The best way to do a quantitative check is to alternatively add a restraint with the MD code and with PLUMED and checkout that the obtained results are equivalent.

Todo:
better explain here

If your code passes these tests, you can likely start to do biased MD simulations in the NVT ensemble. If you need NPT ensemble or if you want to bias the total energy you should continue with further tests.

## Check virial contribution

Most of the people use plumed to bias a small number of coordinates. This makes the contribution of plumed forces to the total virial very small and makes it particularly difficult to find errors in this part. In case you combine plumed with a new MD code we highly suggest to use the following procedure to debug the virial.

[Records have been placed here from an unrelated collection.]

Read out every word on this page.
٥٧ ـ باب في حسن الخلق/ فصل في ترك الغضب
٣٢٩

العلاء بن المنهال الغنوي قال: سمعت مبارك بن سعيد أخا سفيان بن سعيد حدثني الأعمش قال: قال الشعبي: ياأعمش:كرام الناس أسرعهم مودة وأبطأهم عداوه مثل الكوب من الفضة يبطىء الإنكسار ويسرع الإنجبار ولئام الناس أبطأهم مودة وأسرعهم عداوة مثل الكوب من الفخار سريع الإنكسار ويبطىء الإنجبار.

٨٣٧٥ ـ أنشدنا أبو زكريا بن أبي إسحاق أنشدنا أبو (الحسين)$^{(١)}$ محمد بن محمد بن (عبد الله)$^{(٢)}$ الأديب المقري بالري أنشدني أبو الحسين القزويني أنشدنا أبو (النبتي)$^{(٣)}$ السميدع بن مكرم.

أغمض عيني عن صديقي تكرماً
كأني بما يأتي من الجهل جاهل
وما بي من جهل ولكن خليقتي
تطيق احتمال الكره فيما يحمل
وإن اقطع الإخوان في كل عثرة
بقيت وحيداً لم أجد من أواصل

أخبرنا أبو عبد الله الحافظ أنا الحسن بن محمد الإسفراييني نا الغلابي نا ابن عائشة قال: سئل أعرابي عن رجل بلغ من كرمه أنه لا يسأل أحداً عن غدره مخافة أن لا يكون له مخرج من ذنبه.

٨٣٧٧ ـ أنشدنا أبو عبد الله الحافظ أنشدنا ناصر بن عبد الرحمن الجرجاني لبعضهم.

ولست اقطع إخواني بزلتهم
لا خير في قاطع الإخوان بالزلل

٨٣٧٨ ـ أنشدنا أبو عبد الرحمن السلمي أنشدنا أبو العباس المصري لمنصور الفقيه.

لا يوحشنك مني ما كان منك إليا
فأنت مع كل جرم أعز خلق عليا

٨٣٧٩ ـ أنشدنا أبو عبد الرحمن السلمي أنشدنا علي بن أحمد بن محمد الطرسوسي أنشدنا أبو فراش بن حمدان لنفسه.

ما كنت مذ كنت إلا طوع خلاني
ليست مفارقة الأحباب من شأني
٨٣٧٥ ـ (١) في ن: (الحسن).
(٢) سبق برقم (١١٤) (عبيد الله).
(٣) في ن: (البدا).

First run a short simulation (1000 steps should be enough) at constant pressure with pressure=1bar and the following plumed input:

v: VOLUME
PRINT ARG=v FILE=volume


Then run another short simulation starting from identical conditions (i.e. same positions, velocities, random seed, etc) at constant pressure with pressure=1001bar and the following plumed input:

v: VOLUME
# slope should be just 10 times the Avogadro constant:
RESTRAINT AT=0.0 ARG=v SLOPE=-60.2214129
PRINT ARG=v FILE=volume2


In this way, the negative pressure provided by plumed should exactly compensate for the extra 1000bar set in the barostat. Thus, the two files volume and volume2 should be virtually identical. Notice that small differences due to different precision in the storage of avogadro number and other issues related to difficulties in exactly reproducing a simulation could make the two trajectory slightly different.

If you pass this test, you can safely run biased MD in the NPT ensemble. Otherwise, there could be some issue in the way the virial is passed to the MD code.

## Check forces on energy

(This only applies if your MD codes actually passes energy to PLUMED)

First run a short simulation (1000 steps should be enough) at constant temperature $$T=300$$K and a given integration timestep $$\Delta t$$. and the following PLUMED input:

e: ENERGY
PRINT ARG=e FILE=energy1


Then run another short simulation starting from identical conditions (i.e. same positions, velocities, random seed, etc) at constant temperature $$T'=\alpha^2 T$$K where $$\alpha=1.1$$ (that is $$T=363$$) and a shorter timestep $$\Delta t'=\frac{\Delta t}{\alpha}$$. Notice that all absolute times provided in the MD input (e.g. relaxation time for the thermostat) should be consistently divided by $$\alpha$$. Use the following PLUMED input:

e: ENERGY
# slope is such that
PRINT ARG=e FILE=energy2
# slope should be (alpha-1)=0.1
RESTRAINT AT=0.0 ARG=e SLOPE=0.1


The two files energy1 and energy2 should be virtually identical.

In case you were able to have the virial properly working (see previous section), then you can try the same with a constant temperarure-constant pressure simulation. In this case, please also monitor the volume of the resulting trajectory.